Where can I use my water right? Can I change the location, or make it bigger?
Water rights most often have a place of use. The place of use may be defined in a court decree or adjudication, and shown on an associated map. In most court decrees, the place of the use for a water right is “forever”, unless another case comes up to change that place.
For pre-1914 rights which are not part of a court decree, the place of use is defined…somewhere. Hopefully the water right holder has an old map, or evidence that the farm or ranch has the same boundaries today that it did when water started being used. The map might be in the attic, or someone may have sent a copy of the map to the State Water Resources Control Board.
Riparian rights belong to parcels touching a stream, natural lake, or spring. The requirement for us is that it be reasonable and beneficial. So the place of use might be a whole parcel of ownership, or part of it, but the place of use cannot be off that parcel.

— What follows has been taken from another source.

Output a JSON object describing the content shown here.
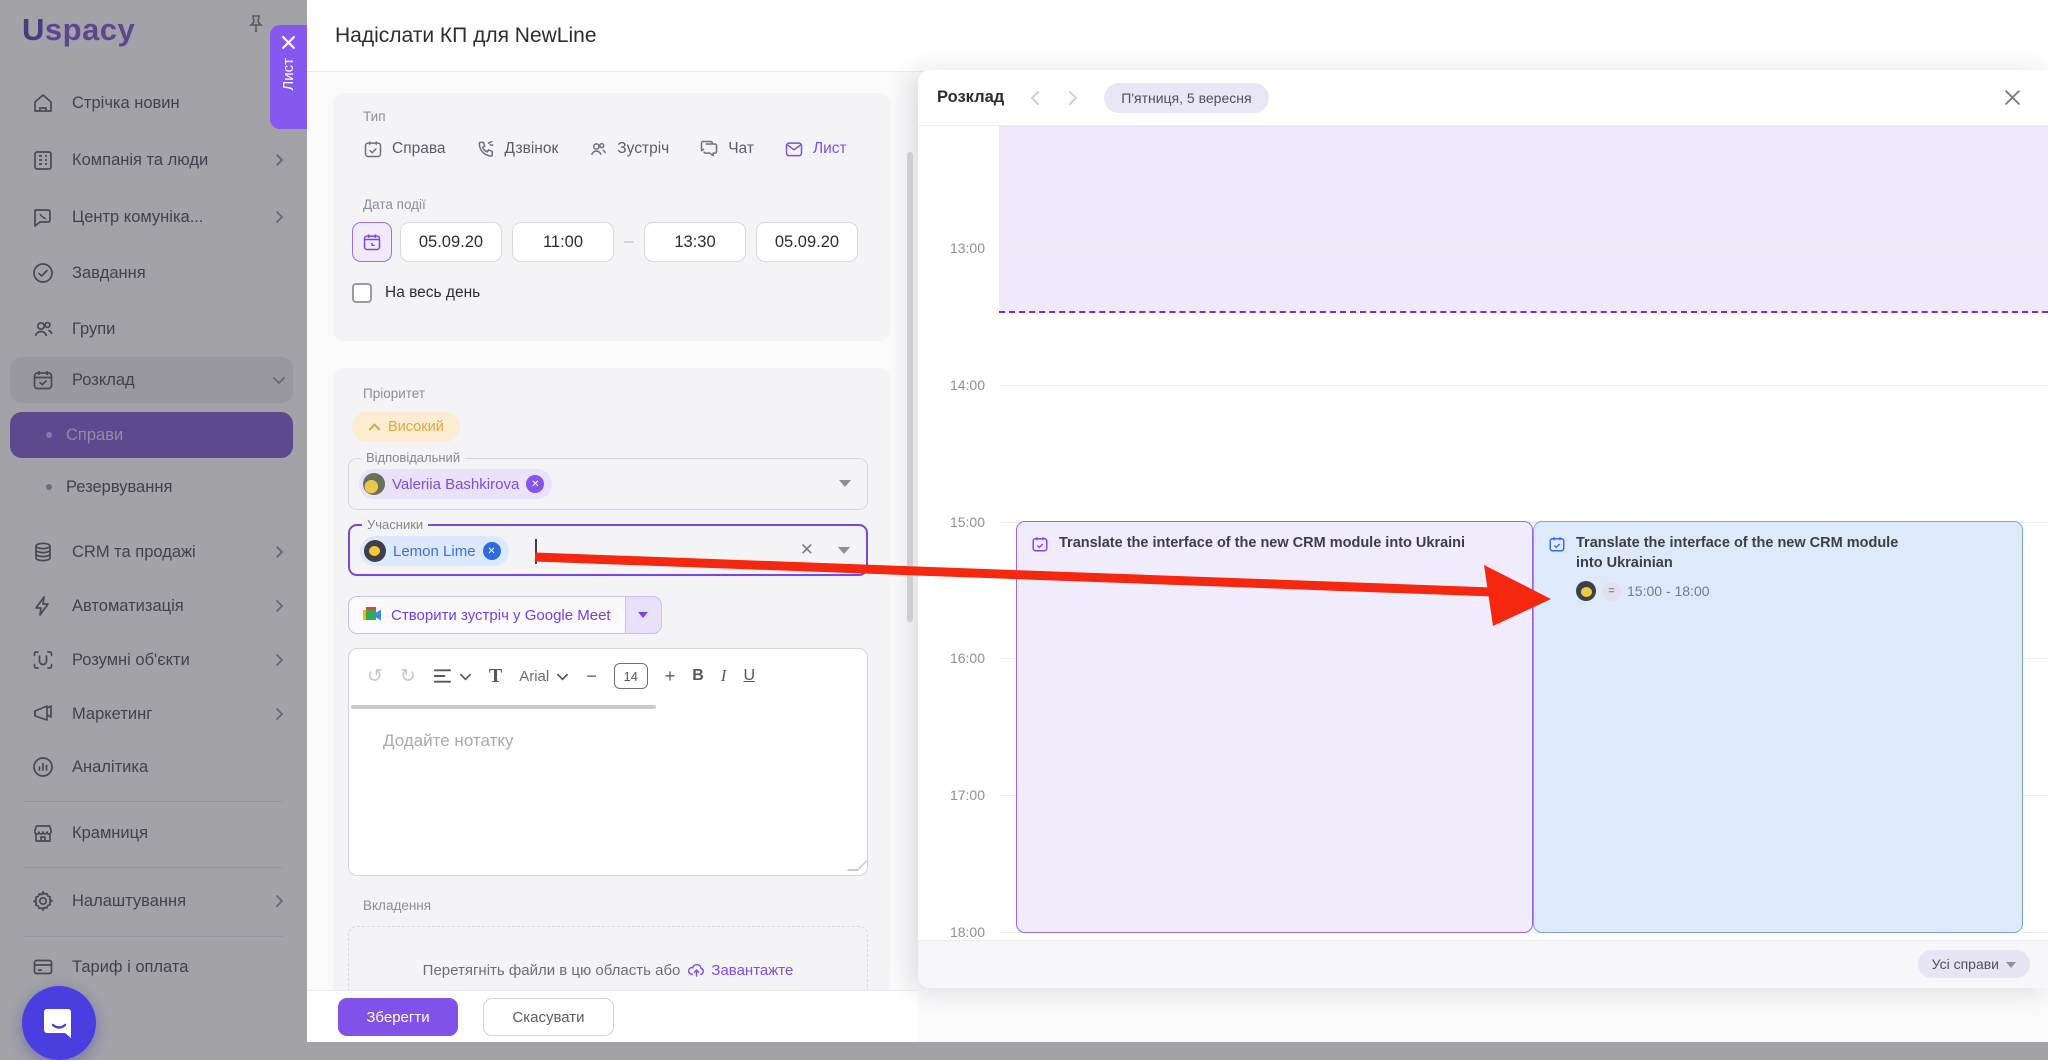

Riparian rights are defined by the California State Constitution, but the place of use is not defined except that it has to touch the water.
Post-1914 rights issued by the State Water Resources Control Board, and used under a permit or license, have the place of use defined. It might be by 1/4 1/4 Section, or 40-acre pieces. It might be by coordinates in a surveying system, such as the California Coordinate System. Sometimes there are maps with permits and licenses, sometimes not.
This is a quick summary of the concept of place of use. We’ll go into more detail later, with some examples. For now, good night to all.